La columna de David Olivo: el sello de distinción, Acción Nacional

De acuerdo con un sondeo, si hoy fueran las elecciones presidenciales, el blanquiazul ganaría con el 27 por ciento de la votación

La columna de David Olivo: el sello de distinción, Acción Nacional

Los escándalos por corrupción pegan a cualquier gobierno. La actual administración encabezada por el jefe del ejecutivo Enrique Peña Nieto y el PRI-Gobierno entendieron a la mala: su credibilidad tocó fondo, la tenue legitimidad de su administración se esfumó tras comprobarse las trampas que hizo en los comicios de 2012 (incluido el espionaje político) y su legado de corrupción traspasó fronteras. 

Peña Nieto y su gobierno serán recordados en la historia contemporánea de nuestro país por la corrupción cínica de algunos integrantes de su gabinete.

El costo lo siguen pagando y difícilmente se revertirá. Las más recientes encuestas de popularidad sepultan la imagen del jefe del ejecutivo.

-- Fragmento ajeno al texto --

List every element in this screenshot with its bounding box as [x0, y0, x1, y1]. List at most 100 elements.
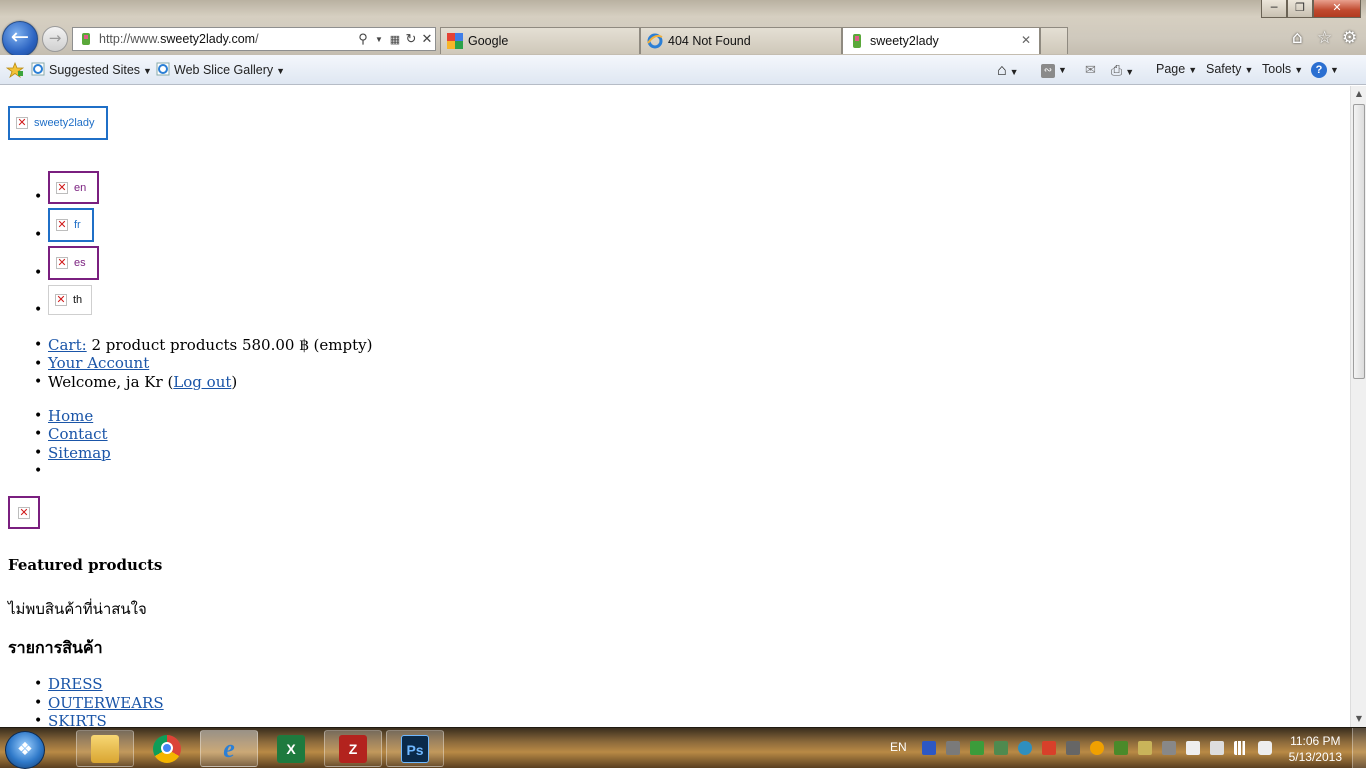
scroll-down-icon[interactable]: ▼ [1351, 711, 1366, 727]
sitemap-link[interactable]: Sitemap [48, 444, 111, 462]
system-clock[interactable]: 11:06 PM 5/13/2013 [1289, 733, 1342, 765]
broken-image-icon: ✕ [55, 293, 67, 306]
refresh-icon[interactable]: ↻ [403, 31, 419, 47]
tools-gear-icon[interactable]: ⚙ [1342, 28, 1357, 48]
address-url[interactable]: http://www.sweety2lady.com/ [99, 32, 355, 46]
ie-page-icon [156, 62, 170, 76]
utility-icon[interactable] [946, 741, 960, 755]
ie-page-icon [647, 33, 663, 49]
vertical-scrollbar[interactable]: ▲ ▼ [1350, 86, 1366, 727]
favorite-web-slice-gallery[interactable]: Web Slice Gallery ▼ [156, 62, 285, 77]
safety-menu[interactable]: Safety ▼ [1206, 62, 1253, 76]
site-favicon [79, 32, 93, 46]
your-account-link[interactable]: Your Account [48, 354, 149, 372]
close-tab-icon[interactable]: ✕ [1021, 33, 1031, 47]
welcome-text: Welcome, ja Kr ( [48, 373, 174, 391]
home-link[interactable]: Home [48, 407, 93, 425]
messenger-icon[interactable] [1090, 741, 1104, 755]
chevron-down-icon: ▼ [1294, 65, 1304, 75]
list-bullet: • [34, 265, 43, 281]
volume-icon[interactable] [1258, 741, 1272, 755]
safely-remove-icon[interactable] [1210, 741, 1224, 755]
list-bullet: • [34, 408, 43, 424]
clipboard-icon[interactable] [1138, 741, 1152, 755]
favorites-star-add-icon[interactable] [5, 61, 25, 81]
tab-label: 404 Not Found [668, 34, 751, 48]
nav-item-contact: Contact [48, 425, 108, 443]
categories-heading: รายการสินค้า [8, 638, 103, 657]
list-bullet: • [34, 374, 43, 390]
category-dress-link[interactable]: DRESS [48, 675, 103, 693]
forward-button[interactable]: → [42, 26, 68, 52]
display-icon[interactable] [1114, 741, 1128, 755]
network-drive-icon[interactable] [994, 741, 1008, 755]
taskbar-photoshop[interactable]: Ps [386, 730, 444, 767]
broken-image-icon: ✕ [18, 505, 30, 519]
contact-link[interactable]: Contact [48, 425, 108, 443]
bluetooth-icon[interactable] [922, 741, 936, 755]
home-command[interactable]: ⌂ ▼ [997, 62, 1019, 80]
mail-command[interactable]: ✉ [1085, 62, 1096, 78]
taskbar-chrome[interactable] [138, 730, 196, 767]
input-language-indicator[interactable]: EN [890, 740, 907, 754]
stop-icon[interactable]: ✕ [419, 31, 435, 47]
taskbar-excel[interactable]: X [262, 730, 320, 767]
tab-404[interactable]: 404 Not Found [640, 27, 842, 54]
tab-google[interactable]: Google [440, 27, 640, 54]
minimize-button[interactable]: ─ [1261, 0, 1287, 18]
browser-title-bar: ← → http://www.sweety2lady.com/ ⚲ ▼ ▦ ↻ … [0, 0, 1366, 57]
scroll-up-icon[interactable]: ▲ [1351, 86, 1366, 102]
favorites-star-icon[interactable]: ☆ [1317, 28, 1332, 48]
taskbar-filezilla[interactable]: Z [324, 730, 382, 767]
list-bullet: • [34, 356, 43, 372]
banner-image-link[interactable]: ✕ [8, 496, 40, 529]
print-command[interactable]: ⎙ ▼ [1111, 62, 1134, 79]
logout-link[interactable]: Log out [173, 373, 231, 391]
page-menu[interactable]: Page ▼ [1156, 62, 1197, 76]
close-window-button[interactable]: ✕ [1313, 0, 1361, 18]
taskbar-explorer[interactable] [76, 730, 134, 767]
nav-item-home: Home [48, 407, 93, 425]
tab-sweety2lady[interactable]: sweety2lady ✕ [842, 27, 1040, 54]
search-icon[interactable]: ⚲ [355, 31, 371, 47]
network-signal-icon[interactable] [1234, 741, 1248, 755]
favorite-suggested-sites[interactable]: Suggested Sites ▼ [31, 62, 152, 77]
device-icon[interactable] [1162, 741, 1176, 755]
monitor-icon[interactable] [1066, 741, 1080, 755]
language-en-link[interactable]: ✕ en [48, 171, 99, 204]
address-bar[interactable]: http://www.sweety2lady.com/ ⚲ ▼ ▦ ↻ ✕ [72, 27, 436, 51]
broken-image-icon: ✕ [56, 218, 68, 231]
internet-explorer-icon: e [223, 733, 235, 763]
dropdown-icon[interactable]: ▼ [371, 35, 387, 44]
chevron-down-icon: ▼ [1188, 65, 1198, 75]
new-tab-button[interactable] [1040, 27, 1068, 54]
back-button[interactable]: ← [2, 21, 38, 57]
list-bullet: • [34, 463, 43, 479]
list-bullet: • [34, 227, 43, 243]
start-button[interactable]: ❖ [5, 731, 45, 769]
language-th-image[interactable]: ✕ th [48, 285, 92, 315]
cart-link[interactable]: Cart: [48, 336, 87, 354]
feeds-command[interactable]: ∾ ▼ [1041, 62, 1067, 78]
app-tray-icon[interactable] [970, 741, 984, 755]
compatibility-view-icon[interactable]: ▦ [387, 33, 403, 46]
scrollbar-thumb[interactable] [1353, 104, 1365, 379]
mail-icon: ✉ [1085, 62, 1096, 77]
antivirus-icon[interactable] [1042, 741, 1056, 755]
action-center-flag-icon[interactable] [1186, 741, 1200, 755]
printer-icon: ⎙ [1111, 62, 1123, 78]
show-desktop-button[interactable] [1352, 728, 1366, 769]
account-item: Your Account [48, 354, 149, 372]
language-fr-link[interactable]: ✕ fr [48, 208, 94, 242]
site-logo-link[interactable]: ✕ sweety2lady [8, 106, 108, 140]
home-icon[interactable]: ⌂ [1292, 28, 1303, 48]
language-es-link[interactable]: ✕ es [48, 246, 99, 280]
category-skirts-link[interactable]: SKIRTS [48, 712, 107, 727]
taskbar-internet-explorer[interactable]: e [200, 730, 258, 767]
help-menu[interactable]: ? ▼ [1311, 62, 1339, 78]
update-icon[interactable] [1018, 741, 1032, 755]
clock-date: 5/13/2013 [1288, 750, 1342, 764]
category-outerwears-link[interactable]: OUTERWEARS [48, 694, 164, 712]
maximize-button[interactable]: ❐ [1287, 0, 1313, 18]
tools-menu[interactable]: Tools ▼ [1262, 62, 1303, 76]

Lo anterior, por lógica elemental, permite a la oposición posicionarse como la mejor opción para ganar la Presidencia de la República en 2018. Y a diferencia de lo que muchos piensan, incluido a el tabasqueño, no es Andrés Manuel López Obrador quien encabeza las preferencias electorales a dos años de distancia. La gente, de acuerdo con un sondeo presentado recientemente por el diario Reforma, ve como la mejor opción al Partido Acción Nacional (PAN). Si hoy fueran las elecciones presidenciales, el blanquiazul ganaría con el 27 por ciento de la votación, mientras que el PRI se quedaría con el 22 por ciento y Morena, de AMLO, apenas alcanzaría el 18 por ciento. Al PRD lo colocan en el quinto lugar, con apenas el 6% de los sufragios, por debajo de los independientes, quienes obtendrían un 11 por ciento de los votos.

El hundimiento popular de Peña Nieto y el PRI es aprovechado por toda la oposición o por aquellos partidos o candidatos con más posibilidades de ganar. Andrés Manuel López Obrador le apuesta a su campaña de más de 15 años, mientras que Acción Nacional sigue creciendo y le apuesta a una estrategia con mayor sentido y congruencia con lo que busca la sociedad mexicana: abatir la corrupción, transparencia y evitar a los malos gobiernos.

El mensaje de Ricardo Anaya es claro y contundente: gobiernos responsables y humanistas, y esto lo demostró el pasado  martes, juntó a los gobernadores panistas en funciones y los electos. A la convocatoria acudieron los gobernadores de Baja California, Francisco Vega; Baja California Sur, Carlos Mendoza Davis; Guanajuato, Miguel Márquez; Puebla, Rafael Moreno Valle, y de Querétaro, Francisco Domínguez. Así como con los gobernadores electos de Aguascalientes, Martín Orozco; Chihuahua, Javier Corral; Durango, José Rosas Aispuro; Puebla, Tony Gali; Quintana Roo, Carlos Joaquín González; Tamaulipas, Francisco Cabeza de Vaca; y de Veracruz, Miguel Ángel Yunes.

En las instalaciones del Comité Ejecutivo Nacional del PAN se reconoció el trabajo de los actuales gobernadores, y se refrendó el compromiso para encabezar gobiernos responsables que den a los ciudadanos los resultados y beneficios que esperan.

El proyecto institucional de Anaya, cuya efectividad quedó avalada el pasado 5 de junio, se extiende a través de cuatro ejes, mismos que habrán de regir las acciones de gobierno de las administraciones panistas: transparencia y combate a la corrupción; humanismo, respeto a la dignidad y a los derechos humanos; seguridad y el crecimiento económico sostenido, con generación de empleos y solidaridad con los más pobres.

Esta es la apuesta de Ricardo Anaya para recuperar la Presidencia de la República y borrar el legado de una administración que no solo hundió al PRI y a sus gobernantes, sino que alteró peligrosamente la estabilidad política y social. La apuesta es clara y su puesta en marcha cambiará el rostro de un país lastimado y necesitado. Y ese, ese será el sello de distinción del PAN de Ricardo Anaya.